In August 2020, Sams was picked by Delhi Capitals for the 2020 Indian Premier League and at the start of the following season was traded to Royal Challengers Bangalore.

In October 2020, Sams was named in Australia's squad for the limited overs matches against the touring Indian team. He made his Twenty20 International (T20I) debut for in December 2020. In August 2021, Sams was named as one of three players as injury cover in Australia's squad for the 2021 ICC Men's T20 World Cup.

In February 2022, Sams was selected in the Australian squad to play in the five Twenty20 International (T20I) matches against Sri Lanka. Later the same month, he was bought by the Mumbai Indians in the auction for the 2022 Indian Premier League tournament.

In June 2023, Sams joined the Texas Super Kings squad for the inaugural season of Major League Cricket.

In February 2024, Sams played for Karachi Kings in Pakistan Super League

In November 2024, Sams signed for Nottinghamshire County Cricket Club to play in the 2025 T20 Blast.

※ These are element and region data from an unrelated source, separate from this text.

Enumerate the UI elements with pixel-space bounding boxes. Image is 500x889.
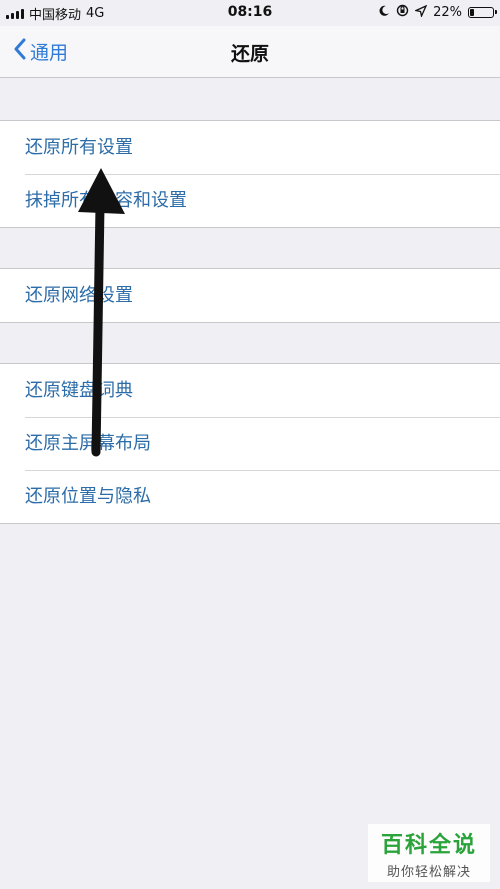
navigation-bar: 通用 还原	[0, 26, 500, 78]
reset-network-settings-row[interactable]: 还原网络设置	[0, 269, 500, 322]
battery-icon	[468, 7, 497, 18]
battery-percent: 22%	[433, 5, 462, 20]
reset-all-settings-row[interactable]: 还原所有设置	[0, 121, 500, 174]
page-title: 还原	[230, 43, 269, 65]
status-right: 22%	[378, 4, 497, 21]
orientation-lock-icon	[396, 4, 409, 21]
reset-location-privacy-row[interactable]: 还原位置与隐私	[0, 470, 500, 523]
battery-fill	[470, 9, 474, 16]
watermark-subtitle: 助你轻松解决	[386, 865, 471, 880]
reset-home-screen-layout-row[interactable]: 还原主屏幕布局	[0, 417, 500, 470]
watermark-title: 百科全说	[380, 833, 477, 858]
reset-group-2: 还原网络设置	[0, 268, 500, 323]
watermark: 百科全说 助你轻松解决	[368, 824, 490, 882]
erase-all-content-row[interactable]: 抹掉所有内容和设置	[0, 174, 500, 227]
reset-group-3: 还原键盘词典 还原主屏幕布局 还原位置与隐私	[0, 363, 500, 524]
location-icon	[414, 4, 428, 21]
reset-group-1: 还原所有设置 抹掉所有内容和设置	[0, 120, 500, 228]
status-bar: 中国移动 4G 08:16 22%	[0, 0, 500, 26]
moon-icon	[378, 5, 390, 21]
reset-keyboard-dictionary-row[interactable]: 还原键盘词典	[0, 364, 500, 417]
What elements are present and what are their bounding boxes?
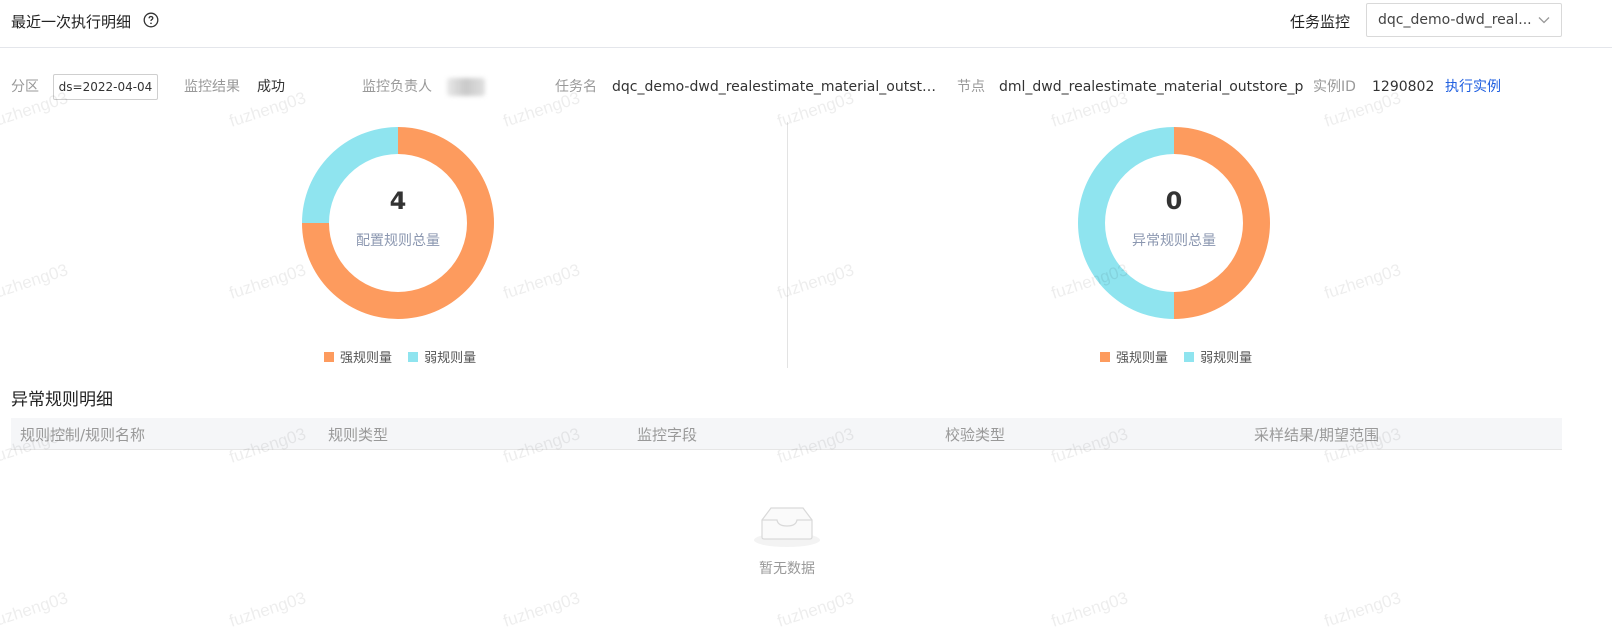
partition-label: 分区 [11,79,39,95]
legend-swatch [324,351,334,362]
config-rules-total: 4 [389,187,407,215]
abnormal-rules-section-title: 异常规则明细 [11,390,113,410]
config-rules-legend: 强规则量 弱规则量 [324,347,488,366]
column-header-check-type: 校验类型 [945,426,1006,444]
watermark-text: fuzheng03 [1321,260,1404,303]
legend-swatch [408,351,419,362]
empty-text: 暂无数据 [759,561,815,577]
node-label: 节点 [957,79,985,95]
watermark-text: fuzheng03 [1321,588,1404,629]
execution-instance-link[interactable]: 执行实例 [1445,76,1501,98]
legend-item-strong[interactable]: 强规则量 [324,347,392,366]
chart-divider [787,122,788,368]
column-header-monitor-field: 监控字段 [637,426,698,444]
column-header-sample-result: 采样结果/期望范围 [1254,426,1380,444]
task-select-value: dqc_demo-dwd_real... [1378,12,1532,28]
abnormal-rules-chart: 0 异常规则总量 [1064,120,1284,330]
donut-slice-weak[interactable] [1078,127,1174,319]
owner-avatar-blurred [447,78,485,96]
owner-label: 监控负责人 [362,79,432,95]
abnormal-rules-donut [1078,127,1270,319]
task-monitor-label: 任务监控 [1290,13,1351,31]
instance-id-label: 实例ID [1313,79,1356,95]
watermark-text: fuzheng03 [1048,588,1131,629]
legend-swatch [1184,351,1195,362]
result-label: 监控结果 [184,79,240,95]
task-name-value: dqc_demo-dwd_realestimate_material_outst… [612,79,942,95]
watermark-text: fuzheng03 [0,588,71,629]
donut-slice-strong[interactable] [1174,127,1270,319]
config-rules-chart: 4 配置规则总量 [288,120,508,330]
watermark-text: fuzheng03 [500,260,583,303]
legend-item-strong[interactable]: 强规则量 [1100,347,1168,366]
empty-inbox-icon [754,507,820,547]
legend-label: 强规则量 [340,351,393,366]
watermark-text: fuzheng03 [774,588,857,629]
page-header: 最近一次执行明细 任务监控 dqc_demo-dwd_real... [0,0,1612,48]
task-name-label: 任务名 [555,79,597,95]
legend-label: 弱规则量 [424,351,477,366]
result-value: 成功 [257,79,285,95]
watermark-text: fuzheng03 [226,588,309,629]
column-header-rule-name: 规则控制/规则名称 [20,426,146,444]
legend-label: 弱规则量 [1200,351,1253,366]
chevron-down-icon [1538,17,1550,24]
page-title: 最近一次执行明细 [11,13,132,31]
abnormal-rules-total: 0 [1165,187,1183,215]
watermark-text: fuzheng03 [500,588,583,629]
column-header-rule-type: 规则类型 [328,426,389,444]
legend-item-weak[interactable]: 弱规则量 [408,347,476,366]
legend-swatch [1100,351,1110,362]
table-header: 规则控制/规则名称 规则类型 监控字段 校验类型 采样结果/期望范围 [11,418,1562,450]
watermark-text: fuzheng03 [0,260,71,303]
config-rules-label: 配置规则总量 [356,233,440,249]
help-icon[interactable] [143,12,159,28]
abnormal-rules-legend: 强规则量 弱规则量 [1100,347,1264,366]
instance-id-value: 1290802 [1372,79,1435,95]
node-value: dml_dwd_realestimate_material_outstore_p [999,79,1304,95]
partition-tag: ds=2022-04-04 [53,74,158,100]
legend-label: 强规则量 [1116,351,1169,366]
task-select[interactable]: dqc_demo-dwd_real... [1366,3,1562,37]
legend-item-weak[interactable]: 弱规则量 [1184,347,1252,366]
abnormal-rules-label: 异常规则总量 [1132,233,1216,249]
config-rules-donut [302,127,494,319]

In January 2025, Sams collided with Cameron Bancroft going for a catch in the outfield whilst playing in a BBL match against the Perth Scorchers. Their heads collided, and both were treated for concussion. Bancroft was left with a broken shoulder and nose, however was able to walk off the field. Sams, however, was knocked unconscious, exhibiting the fencing response, and was stretchered off the ground. Both were taken to hospital, diagnosed with concussion, and discharged the following afternoon. Sams was cleared of any fractures, however was ruled out for at least the next 12 days under the Cricket Australia concussion protocol. Bancroft was sidelined for "an extended period" due to his fractures.

In December 2025, Sams agreed to join Somerset County Cricket Club for the 2026 T20 Blast.

He will play for Lahore Qalandars in the Pakistan Super League season 2026.